— Ты где шаталась до одиннадцати, а? — донёсся голос Максима из ванной. Он проскользнул по утру как капля кетчупа на белой рубашке: вроде бы не катастрофа, но настроение испортил.
Елена, уже полностью готовая к выходу, с ключами в руке и серьёзным лицом, замерла на пороге кухни. Повернулась медленно, будто это был не диалог с мужем, а сцена в детективе — сейчас заиграет тревожная скрипка, и пойдут титры.
— На работе была. Где же ещё. У меня дедлайн. Проект. Мы это обсуждали, Максим. Не один раз. Даже два. Или ты тогда просто кивал, как китайский болванчик на торпедо?

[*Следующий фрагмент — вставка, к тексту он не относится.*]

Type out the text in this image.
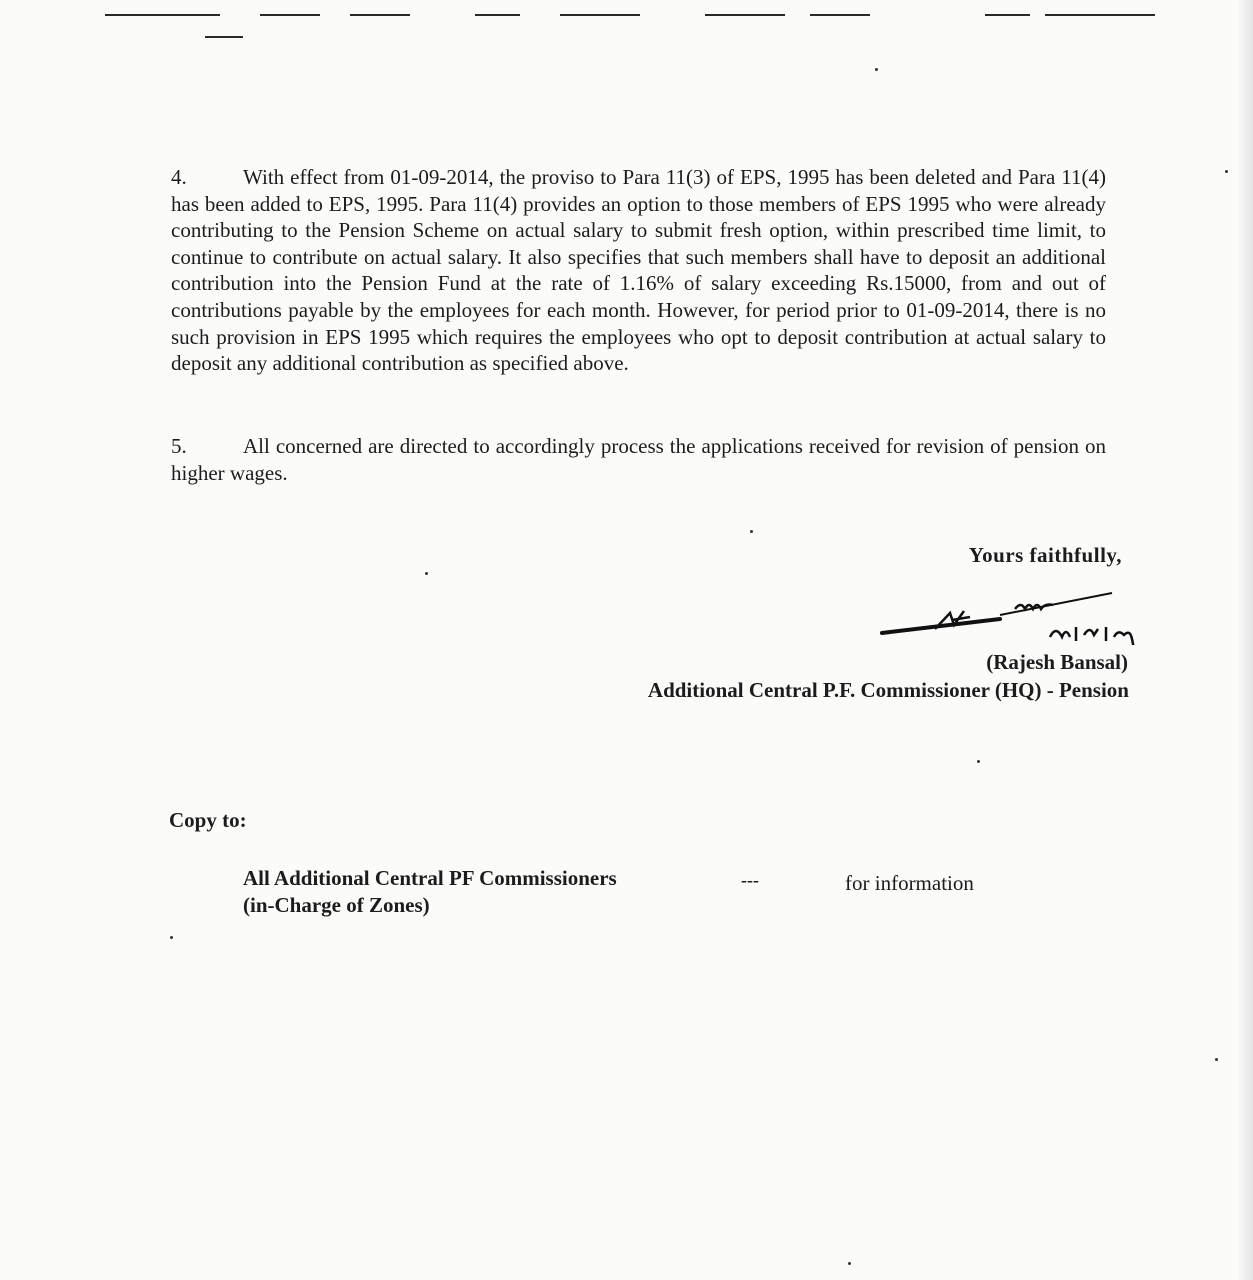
4.	With effect from 01-09-2014, the proviso to Para 11(3) of EPS, 1995 has been deleted and Para 11(4) has been added to EPS, 1995. Para 11(4) provides an option to those members of EPS 1995 who were already contributing to the Pension Scheme on actual salary to submit fresh option, within prescribed time limit, to continue to contribute on actual salary. It also specifies that such members shall have to deposit an additional contribution into the Pension Fund at the rate of 1.16% of salary exceeding Rs.15000, from and out of contributions payable by the employees for each month. However, for period prior to 01-09-2014, there is no such provision in EPS 1995 which requires the employees who opt to deposit contribution at actual salary to deposit any additional contribution as specified above.
5.	All concerned are directed to accordingly process the applications received for revision of pension on higher wages.
Yours faithfully,
(Rajesh Bansal)
Additional Central P.F. Commissioner (HQ) - Pension
Copy to:
All Additional Central PF Commissioners
(in-Charge of Zones)
---	for information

— Ой, только не начинай… — вышел из ванной сам объект обсуждений, в полотенце и с выражением лица «мне всё равно, но я всё равно скажу». — Я просто спросил. Чего ты сразу на коня садишься?
— Потому что ты «спрашиваешь», как следователь в сериале про коррупцию. Я только кофе не успела налить, а уже под подозрением.

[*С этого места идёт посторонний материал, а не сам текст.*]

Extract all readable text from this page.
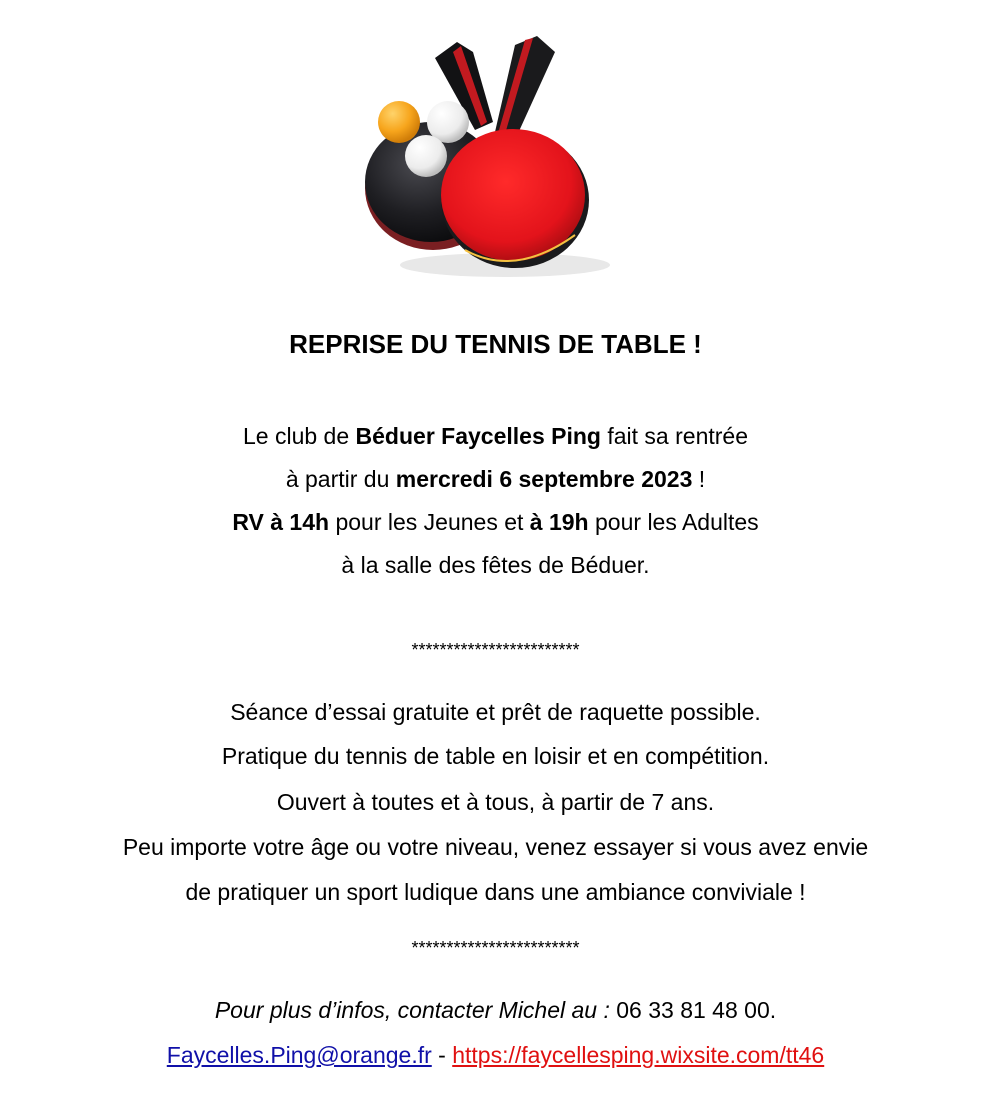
REPRISE DU TENNIS DE TABLE !
Le club de Béduer Faycelles Ping fait sa rentrée
à partir du mercredi 6 septembre 2023 !
RV à 14h pour les Jeunes et à 19h pour les Adultes
à la salle des fêtes de Béduer.
************************
Séance d’essai gratuite et prêt de raquette possible.
Pratique du tennis de table en loisir et en compétition.
Ouvert à toutes et à tous, à partir de 7 ans.
Peu importe votre âge ou votre niveau, venez essayer si vous avez envie
de pratiquer un sport ludique dans une ambiance conviviale !
************************
Pour plus d’infos, contacter Michel au : 06 33 81 48 00.
Faycelles.Ping@orange.fr - https://faycellesping.wixsite.com/tt46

— Да кто тебя ревнует-то, Лена? — фыркнул он и сделал вид, что всё это ему даже смешно. Но глаза бегали. Опытный глаз увидел бы в этом движение школьника, которого застали с телефоном на контрольной. — Ты же у нас всё в делах и дедлайнах. Я просто волнуюсь. Мало ли что.
Вот оно. Симптомы хронической манипуляции. Начинается всегда с «я волнуюсь». Потом идут «немного денег на лекарства маме», а заканчивается «давай машину перепишем на маму, у неё льготы, она же пенсионерка».
Она посмотрела на Максима с тем выражением, которое могут позволить себе только женщины, накормившие, обогревшие и разочаровавшиеся. Он был ухожен, подтянут, с той самой самодовольной ухмылкой, которая когда-то казалась сексуальной. Сейчас — раздражала. Как звуковое оповещение в лифте, который едет мимо нужного этажа.
— Ты маме звонил? — спросила она, наливая себе кофе. — Или опять ждёшь, что я сама переведу деньги?
— Лен, ну ты же сама говорила, что не жалко. У неё давление. — Максим с серьёзным видом пытался изобразить сочувствие. Получалось плохо: как у актёра, который забыл слова, но решил импровизировать.
— Конечно. Я только что сдала проект на миллион, но именно я и отправлю твою мать в реанимацию. А не ты, который забыл про её день рождения и вспомнил только после сообщения «Сынок, ты меня ещё помнишь?».
Максим сделал обиженное лицо, включив режим «я маленький, но гордый».
— Тебе жалко, что ли? Пять тысяч всего.
— Жалко не денег. Жалко, что я живу с мужиком, который с утра включает допрос, потом просит деньги, потом оправдывается, и всё это под соусом «я ж волнуюсь».
Он отвернулся, уткнулся в телефон с таким видом, будто вот-вот найдёт там способ, как стать хорошим мужем по акции. Без вложений и обязательств.
— Всё с тобой ясно. Как всегда. Тебе плевать.
Как всегда. Она даже не удивилась. В этом «как всегда» помещалась их совместная жизнь последних четырёх лет. Он — обидчивый и уверенный, что весь мир его недооценивает. Она — усталая и уже не верящая, что можно его перевоспитать. Их вечернее шоу неизменно заканчивалось тем, что он уходил к компьютеру с важным видом, а она — в ванную с пледом и чашкой.
Елена стояла у окна и смотрела на улицу. Московский июнь был в своём репертуаре: жарко, пыльно, и асфальт пах так, будто ему кто-то надоел. Всё было привычным. Всё, кроме неё самой.
Она устала. По-настоящему. Не как после работы. А как устают люди, когда понимают: их не просто не слышат. Ими пользуются.